This summary is part of a research project carried out between March and October 2006 in support of the International Institute for Communication and Development (IICD), one of The Communication Initiative (The CI)'s partners.
As noted within this case study, due to socio-economic and climatic factors, Cape Town has one of the highest tuberculosis (TB) infection rates in the world. The drug treatment regime for TB is difficult, but must be strictly followed in order to effectively treat the virus. Non-compliance with the drug treatment has further complicated the problem of high TB infection rates and has imposed a large burden on the already overstretched public healthcare system in Cape Town. Moreover, non-compliance wastes precious medicines and causes the TB virus to become increasingly resistant to the treatment. Evidence suggests that in most cases TB patients fail to take their medication because they simply forget. Over 50 percent of people in the Cape Peninsula have access to cell phones.
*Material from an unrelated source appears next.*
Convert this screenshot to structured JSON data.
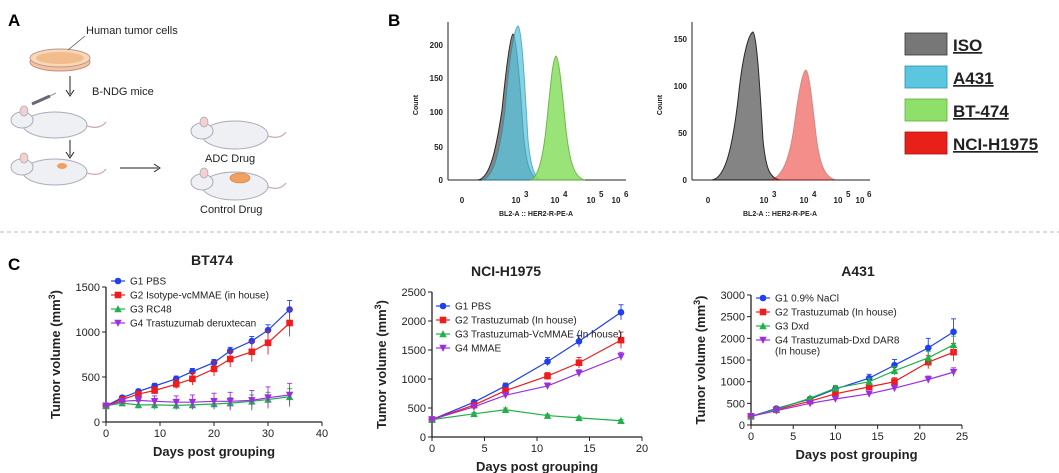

A health consultant in Cape Town, South Africa, Dr. David Green was well aware of the high rates of TB infection. Owing to his PhD research in pharmacology, a chronically forgetful mother, and a little common sense it was not long before Dr. Green was making the connection between TB treatment compliance and Short Message Service (SMS) messaging. So, in 2002 he convinced the City of Cape Town's health directory to run a pilot project testing the use of cell phone technology to remind patients to take their medicine at one of the city's clinics. At the clinic where the pilot study was conducted, 71 percent of TB patients had access to a cell phone. The pilot was very successful, resulting in only one treatment failure of the 138 patients involved.
The primary objective of the project is to alert TB patients to take their medication through the use of SMS, therefore increasing recovery rates of patients and lessening the financial and physical burden on the public healthcare system.
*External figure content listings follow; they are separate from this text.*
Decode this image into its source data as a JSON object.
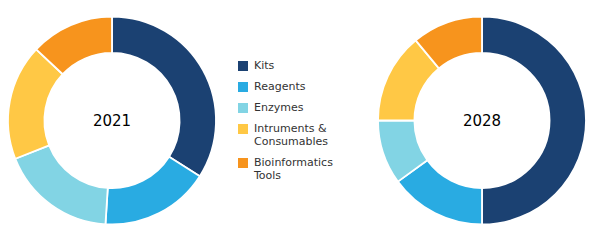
{
  "chart_data": {
    "type": "pie",
    "categories": [
      "Kits",
      "Reagents",
      "Enzymes",
      "Intruments &\nConsumables",
      "Bioinformatics\nTools"
    ],
    "colors": [
      "#1b4172",
      "#29abe2",
      "#82d4e4",
      "#ffc845",
      "#f7941d"
    ],
    "series": [
      {
        "name": "2021",
        "values": [
          34,
          17,
          18,
          18,
          13
        ]
      },
      {
        "name": "2028",
        "values": [
          50,
          15,
          10,
          14,
          11
        ]
      }
    ],
    "legend": "center"
  }
}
According to this study, Dr. Green uses low-cost and robust technology, such as an open source software operating system, web server, mail transport agent, applications, and a database to send personalised messages every half an hour to TB patients, who have been inputted into a central database, to remind them to take their medication. He charges the local health authority R11.80 per patient per month to run the SMS reminder service.